Употребляя образное сравнение, Платон затем говорит в «Государстве» о различии между состоянием, характеризуемым философской культурой, и состоянием, характеризуемым отсутствием философии. Он это выясняет пространно в замечательном и блестящем сравнении, пользуясь следующим образом: «Представьте себе подземное обиталище, похожее на пещеру с длинным входом, открытым в сторону света. Обитатели этой пещеры прикованы к стене и не могут повернуть шею, так что их зрению доступна лишь задняя часть пещеры. На далеком расстоянии сзади них бросает свой свет сверху факел. В этом промежуточном пространстве находится наверху дорога и вместе с тем низкая стена, а за этой стеной (лицом к свету) находятся люди, которые носят, поднимая их выше стены, всякого рода статуи людей и животных, похожие на куклы в театре марионеток. Эти люди то разговаривают друг с другом, то молчат. Люди, находящиеся в пещере, будучи прикованы к стене, могли бы видеть лишь тени, падающие на противоположную стену, и принимали бы эти тени за реальные существа, а то, что люди, носящие эти куклы, говорят между собою, до них доносилось бы лишь эхом, и они считали бы эти отзвуки речами этих теней. Если бы случилось, что один из этих прикованных был бы освобожден и получил бы возможность поворачивать спину во все стороны, так что он теперь видел бы самые предметы, а не их тени, то он подумал бы, что то, что он теперь видит, представляет собою иллюзорные сновидения, а тени представляют собою истинную реальность. И если бы даже кто-нибудь извлек их из пещеры, в которой они были заключены, к свету, то они были бы ослеплены этим светом и ничего не видели бы и ненавидели бы того, кто извлек их к свету, видя в нем человека, который отнял у них их истину и дал им взамен лишь {146} бедствия и горе»[106]. Такого рода миф гармонирует со своеобразным характером платоновской философии, с ее стремлением провести различие между представлением человека о чувственном мире и его сознанием сверхчувственного.

Об этом нам еще придется говорить в дальнейшем, а пока мы должны, во-вторых, рассмотреть, какова природа познания согласно Платону. Но этим мы уже приступаем к изложению самой философии Платона.

a. Платон дает также и более точное определение философа. Философы – это те, «которые жаждут созерцать истину. – Главкон: Это правильно. Но как ты это разъясняешь?
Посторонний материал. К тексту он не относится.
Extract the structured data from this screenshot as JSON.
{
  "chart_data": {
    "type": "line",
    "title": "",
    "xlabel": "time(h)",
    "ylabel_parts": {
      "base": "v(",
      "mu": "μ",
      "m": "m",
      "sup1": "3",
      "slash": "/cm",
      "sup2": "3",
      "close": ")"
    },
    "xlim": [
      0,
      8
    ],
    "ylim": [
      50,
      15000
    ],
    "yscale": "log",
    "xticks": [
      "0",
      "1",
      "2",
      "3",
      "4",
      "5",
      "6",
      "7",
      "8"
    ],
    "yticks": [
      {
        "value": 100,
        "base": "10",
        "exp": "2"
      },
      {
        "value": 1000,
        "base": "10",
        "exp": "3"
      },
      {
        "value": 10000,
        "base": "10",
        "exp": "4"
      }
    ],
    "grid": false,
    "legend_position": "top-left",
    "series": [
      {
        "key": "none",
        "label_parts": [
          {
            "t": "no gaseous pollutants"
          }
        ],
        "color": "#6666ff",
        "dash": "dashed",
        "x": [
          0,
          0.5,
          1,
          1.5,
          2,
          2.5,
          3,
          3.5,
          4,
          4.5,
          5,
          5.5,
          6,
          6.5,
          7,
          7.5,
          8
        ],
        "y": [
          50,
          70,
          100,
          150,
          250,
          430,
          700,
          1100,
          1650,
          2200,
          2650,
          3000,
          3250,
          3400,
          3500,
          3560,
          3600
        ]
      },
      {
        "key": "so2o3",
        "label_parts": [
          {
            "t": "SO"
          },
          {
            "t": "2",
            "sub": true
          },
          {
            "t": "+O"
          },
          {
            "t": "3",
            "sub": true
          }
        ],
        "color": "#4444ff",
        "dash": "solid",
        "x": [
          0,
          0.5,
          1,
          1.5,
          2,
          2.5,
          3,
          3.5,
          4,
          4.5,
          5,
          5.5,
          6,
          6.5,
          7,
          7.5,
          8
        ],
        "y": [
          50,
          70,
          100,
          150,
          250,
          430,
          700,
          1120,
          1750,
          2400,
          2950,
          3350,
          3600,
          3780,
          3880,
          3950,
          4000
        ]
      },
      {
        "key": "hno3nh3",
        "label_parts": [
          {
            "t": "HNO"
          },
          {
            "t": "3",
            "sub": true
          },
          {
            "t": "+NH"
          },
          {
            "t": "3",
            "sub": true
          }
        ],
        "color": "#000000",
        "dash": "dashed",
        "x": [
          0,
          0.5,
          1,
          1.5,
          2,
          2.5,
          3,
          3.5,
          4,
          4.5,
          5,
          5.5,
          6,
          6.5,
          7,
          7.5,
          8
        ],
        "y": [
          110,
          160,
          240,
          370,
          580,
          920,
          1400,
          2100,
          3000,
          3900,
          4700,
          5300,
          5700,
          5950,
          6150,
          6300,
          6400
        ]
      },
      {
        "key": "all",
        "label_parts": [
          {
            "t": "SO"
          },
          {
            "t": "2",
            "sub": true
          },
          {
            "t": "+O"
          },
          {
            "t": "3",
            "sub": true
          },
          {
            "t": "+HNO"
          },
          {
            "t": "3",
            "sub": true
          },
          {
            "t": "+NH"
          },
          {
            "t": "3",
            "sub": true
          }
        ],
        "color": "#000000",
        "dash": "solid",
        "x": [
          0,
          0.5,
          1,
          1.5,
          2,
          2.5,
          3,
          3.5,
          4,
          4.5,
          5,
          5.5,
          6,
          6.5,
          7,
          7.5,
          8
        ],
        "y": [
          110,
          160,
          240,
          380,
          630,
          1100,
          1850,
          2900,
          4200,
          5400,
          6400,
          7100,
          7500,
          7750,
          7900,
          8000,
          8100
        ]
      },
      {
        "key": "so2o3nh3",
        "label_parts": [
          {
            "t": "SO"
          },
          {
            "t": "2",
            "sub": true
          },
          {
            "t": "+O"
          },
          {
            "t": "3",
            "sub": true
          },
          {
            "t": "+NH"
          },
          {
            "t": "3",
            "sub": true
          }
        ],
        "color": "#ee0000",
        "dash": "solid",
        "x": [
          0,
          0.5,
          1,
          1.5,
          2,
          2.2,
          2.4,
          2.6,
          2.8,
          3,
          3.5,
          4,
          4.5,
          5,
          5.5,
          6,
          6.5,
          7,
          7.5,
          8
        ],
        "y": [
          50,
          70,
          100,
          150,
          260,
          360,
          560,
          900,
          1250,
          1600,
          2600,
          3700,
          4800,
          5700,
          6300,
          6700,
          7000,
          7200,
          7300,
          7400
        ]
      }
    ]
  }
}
Сократ: Я это не всем говорю; но ты со мною будешь согласен относительно этого. – Относительно чего? – Относительно того, что так как прекрасное противоположно безобразному, то они суть две вещи. – Почему нет? – Точно так обстоит дело относительно справедливого и несправедливого, хорошего и дурного и всякой другой идеи (ειδος): каждое из них, само по себе взятое, есть лишь одно; но, выступая повсюду, благодаря тому, что оно комбинируется с поступками и делами и другими идеями, каждое из них кажется некоим множеством. – Ты правильно говоришь. – Согласно этому, я буду различать между людьми, любящими зрелища, любящими искусства и практичными, с одной стороны, и людьми, о которых идет речь и единственно которых справедливо называют философами, – с другой. – Что ты хочешь этим сказать? – Я разумею тех, которые охотно созерцают и слушают, любят прекрасные голоса, краски и формы и все, что состоит из подобных вещей; но самой природы, самого прекрасного, их мысль не способна видеть и любить. – Это так. – Но не редки ли те, которые способны устремиться к самому прекрасному и видеть его само по себе (καθ αυτο)? – Да, они редки. – Как ты думаешь, проводил ли свою жизнь в бодрствующем состоянии или в состоянии сновидения тот, кто считает прекрасные вещи прекрасными, но не постигает самой красоты, и если кто-нибудь ведет его к ее познанию, то он не может следовать ему?» (Т.е. не похожи ли не-философы на людей, которые видят сны?) «Обрати внимание: грезить – не значит ли это, что человек во сне или даже в бодрствующем состоянии считает то, что похоже на некоторую вещь, не чем-то похожим на эту вещь, а самой этой вещью? – Я, во всяком случае, сказал бы о подобном {147} человеке, что он грезит. – Если так, то бодрствующим является тот, который считает сущей самое красоту и может познавать как самое ее, так и то, что лишь причастно ей (μετεχοντα), и не смешивает друг с другом этих двух вещей»[107].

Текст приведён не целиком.